Thursday, October 7, 2010

Location, Location, Location

For a variety of reasons, some of them having to do with money and some of them having to do with Atom Smasher's belief that living within walking distance of his lab is ABSOLUTELY CRITICAL to his survival, we live rather close to campus.

Normally, this is fine. Sure, there are those occasional evenings when I go out on the street with my baseball bat or machete and bitch someone out for having a loud conversation about how they're going to go "f*ck this girl who's so drunk she won't remember sh*t" (true story), but mostly it's okay. We live next door to the president of the neighborhood association, who also happens to be the head of the German department and she is not slow to call the cops when necessary.

However, tonight...tonight the marching band is learning a new song. Or rather, they are learning a medley. Of Cher songs. Step one is "listen to the actual song as it was written." First, we had "Do You Believe in Life After Love?" at full volume. Then we had "Turn Back Time." Then we had not Cher, but instead "Like A Prayer" from Madonna. Now, odd as it may be to sit in my aerie and listen to Cher wafting over the only got odder when we reached step two...and the band began its rendering of these popular favorites.
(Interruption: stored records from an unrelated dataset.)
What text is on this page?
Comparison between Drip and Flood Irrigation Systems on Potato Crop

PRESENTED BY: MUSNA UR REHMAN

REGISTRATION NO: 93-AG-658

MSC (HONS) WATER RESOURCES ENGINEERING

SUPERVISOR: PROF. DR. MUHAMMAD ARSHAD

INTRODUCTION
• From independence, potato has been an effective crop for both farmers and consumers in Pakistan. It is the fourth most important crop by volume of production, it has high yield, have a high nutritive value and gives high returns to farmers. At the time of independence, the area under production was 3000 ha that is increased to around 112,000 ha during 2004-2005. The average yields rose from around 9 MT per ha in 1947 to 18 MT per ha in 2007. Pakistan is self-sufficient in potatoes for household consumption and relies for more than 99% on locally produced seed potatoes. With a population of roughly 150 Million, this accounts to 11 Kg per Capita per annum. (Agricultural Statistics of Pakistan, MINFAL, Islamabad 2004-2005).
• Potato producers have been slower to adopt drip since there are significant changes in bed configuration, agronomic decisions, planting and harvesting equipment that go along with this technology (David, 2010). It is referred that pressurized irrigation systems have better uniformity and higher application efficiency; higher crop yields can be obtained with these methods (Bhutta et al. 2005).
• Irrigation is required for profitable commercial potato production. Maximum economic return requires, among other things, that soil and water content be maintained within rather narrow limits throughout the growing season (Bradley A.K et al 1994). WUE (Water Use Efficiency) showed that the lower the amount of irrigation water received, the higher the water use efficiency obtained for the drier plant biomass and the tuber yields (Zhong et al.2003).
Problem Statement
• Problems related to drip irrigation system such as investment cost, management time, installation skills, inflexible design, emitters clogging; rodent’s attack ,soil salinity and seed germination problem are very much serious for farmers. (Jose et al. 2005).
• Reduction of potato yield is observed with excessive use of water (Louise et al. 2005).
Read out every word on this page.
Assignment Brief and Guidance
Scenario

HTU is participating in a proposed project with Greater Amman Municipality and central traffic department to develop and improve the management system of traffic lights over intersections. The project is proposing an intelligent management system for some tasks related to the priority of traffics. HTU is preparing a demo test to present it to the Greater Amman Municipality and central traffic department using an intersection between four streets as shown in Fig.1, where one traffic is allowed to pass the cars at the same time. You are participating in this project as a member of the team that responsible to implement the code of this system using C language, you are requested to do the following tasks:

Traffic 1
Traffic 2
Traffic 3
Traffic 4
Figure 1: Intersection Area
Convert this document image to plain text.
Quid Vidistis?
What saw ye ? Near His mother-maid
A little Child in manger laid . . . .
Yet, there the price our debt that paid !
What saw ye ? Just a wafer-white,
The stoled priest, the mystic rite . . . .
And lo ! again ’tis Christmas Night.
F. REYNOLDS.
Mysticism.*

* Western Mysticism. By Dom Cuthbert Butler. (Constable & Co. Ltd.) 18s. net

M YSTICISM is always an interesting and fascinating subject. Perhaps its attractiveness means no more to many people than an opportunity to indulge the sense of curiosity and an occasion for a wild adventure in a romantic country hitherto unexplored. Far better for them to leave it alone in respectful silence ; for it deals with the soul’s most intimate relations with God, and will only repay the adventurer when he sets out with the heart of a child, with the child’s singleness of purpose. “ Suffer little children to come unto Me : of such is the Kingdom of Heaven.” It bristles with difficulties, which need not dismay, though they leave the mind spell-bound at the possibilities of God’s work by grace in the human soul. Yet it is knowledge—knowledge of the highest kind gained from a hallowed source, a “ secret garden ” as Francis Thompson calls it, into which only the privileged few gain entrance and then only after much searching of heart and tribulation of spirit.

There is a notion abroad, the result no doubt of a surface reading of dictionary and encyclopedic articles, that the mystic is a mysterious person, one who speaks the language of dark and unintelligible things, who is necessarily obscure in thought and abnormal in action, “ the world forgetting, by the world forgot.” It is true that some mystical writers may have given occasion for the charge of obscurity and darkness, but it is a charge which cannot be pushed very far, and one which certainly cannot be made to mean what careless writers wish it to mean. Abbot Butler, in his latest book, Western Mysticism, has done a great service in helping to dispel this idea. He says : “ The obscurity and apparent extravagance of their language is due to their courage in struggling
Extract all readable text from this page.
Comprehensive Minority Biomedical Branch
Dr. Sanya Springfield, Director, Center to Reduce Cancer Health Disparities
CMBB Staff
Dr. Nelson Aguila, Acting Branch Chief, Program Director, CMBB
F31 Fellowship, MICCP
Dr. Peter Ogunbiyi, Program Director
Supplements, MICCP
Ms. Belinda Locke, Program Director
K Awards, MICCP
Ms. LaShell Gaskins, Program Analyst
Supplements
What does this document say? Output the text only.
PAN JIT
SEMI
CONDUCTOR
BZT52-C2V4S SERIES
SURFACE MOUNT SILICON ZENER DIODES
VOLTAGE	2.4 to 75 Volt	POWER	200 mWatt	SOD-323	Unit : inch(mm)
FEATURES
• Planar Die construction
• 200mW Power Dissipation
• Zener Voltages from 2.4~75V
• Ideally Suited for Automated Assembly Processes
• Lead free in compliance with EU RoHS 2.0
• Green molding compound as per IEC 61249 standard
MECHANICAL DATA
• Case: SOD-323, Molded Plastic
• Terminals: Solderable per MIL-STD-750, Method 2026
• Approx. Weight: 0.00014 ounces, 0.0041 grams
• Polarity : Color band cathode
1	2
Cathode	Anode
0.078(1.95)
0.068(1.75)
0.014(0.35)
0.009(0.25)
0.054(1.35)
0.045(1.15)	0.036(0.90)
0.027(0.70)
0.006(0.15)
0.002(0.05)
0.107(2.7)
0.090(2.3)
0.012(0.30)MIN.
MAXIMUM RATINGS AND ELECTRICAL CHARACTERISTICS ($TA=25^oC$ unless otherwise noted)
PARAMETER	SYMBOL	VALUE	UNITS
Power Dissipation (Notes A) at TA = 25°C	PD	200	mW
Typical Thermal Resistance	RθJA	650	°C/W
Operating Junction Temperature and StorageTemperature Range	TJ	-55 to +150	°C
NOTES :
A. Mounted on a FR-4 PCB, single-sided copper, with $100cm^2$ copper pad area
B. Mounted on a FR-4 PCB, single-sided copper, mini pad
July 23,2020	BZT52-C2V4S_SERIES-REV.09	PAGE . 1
Have you ever heard a marching band play "Turn Back Time"? No? Me either. One hopes that the opposing football team will simply lay down on their backs and writhe like dying insects when they hear this crap, because that's certainly what I feel like doing.


  1. I do not even like Cher, so I feel bad for you. I hope you survive without wanting to claw your ears out.

    Mathsquatch out.

  2. Go find the "Conet Project" CDs; it's a collection of numbers stations* and other bizarre things that shortwave radio listeners have come across. Find something on one of the disks that either freaks you out or annoys you. Take your stereo speakers and put them on the sill of the window facing the football field. Play the CD as loud as you can.


    * Odd transmissions of numbers, usually read by a machine, that are supposedly messages for spies. Youtube has a nice collection of these.

  3. I feel for you Black Dog. Here in Wheatville the town is the college and there is no place far from campus, but at least the little snowflakes that live next door to me play good music way too loud.

  4. Here's about you move? The band was there before you moved there and will be there after. The band is not your personal jukebox. They play things that may be entertaining to the masses. They bust their asses each and every week and give up A LOT of time to not only support the football team, but you can bet your bottom dollar they are doing demo shows, parades, pep bands for alumni and whatever else the president wants live music for on any given occasion.

    SO, instead of maligning these MUSICIANS for being hard-working by PRACTICING and usually one of the highest GPA on campus why don't you either buy some noise cancelling earphones, MOVE, or enjoy the tunes?

    **Former Band Geek OUT**

  5. Hey, at least they stopped playing, "Rock and Roll Part 2" (yes, I know why). I always hated that one: the lyrics are straight out of "Idiocracy."

  6. @Bitchy...Yes. I could move. Actually, they were not there before I moved here, they came afterward. And next year they will be gone because somebody is building them a building, which they seriously deserve so as not to be freezing their lips to their tubas in December.

    To be fair, I sometimes like them. And I was a band geek in high school so I can only imagine what it's like to be a band geek in college. They used to play "Start Me Up," which I adored, along with "Sweet Home Alabama," which was kind of hilarious because we are not Alabama and you would think the UA band would have a monopoly on this kind of thing.

    It was really the Cher/Madonna medley + first practice of these songs that was the issue. I am also often not home during marching band practice, but I skipped Bastardized Latin Dance class last night.

  7. Our own marching band at Euphoric State University has, for some unfathomable reason, selected "Boy Bands" for this year's marching show. To be serenaded at halftime with an arrangement of "Bye Bye Bye" followed by "The Right Stuff". . . I'm not sure that properly conveys the aura of unbridled seething machismo that the athletic department would like to project at football games.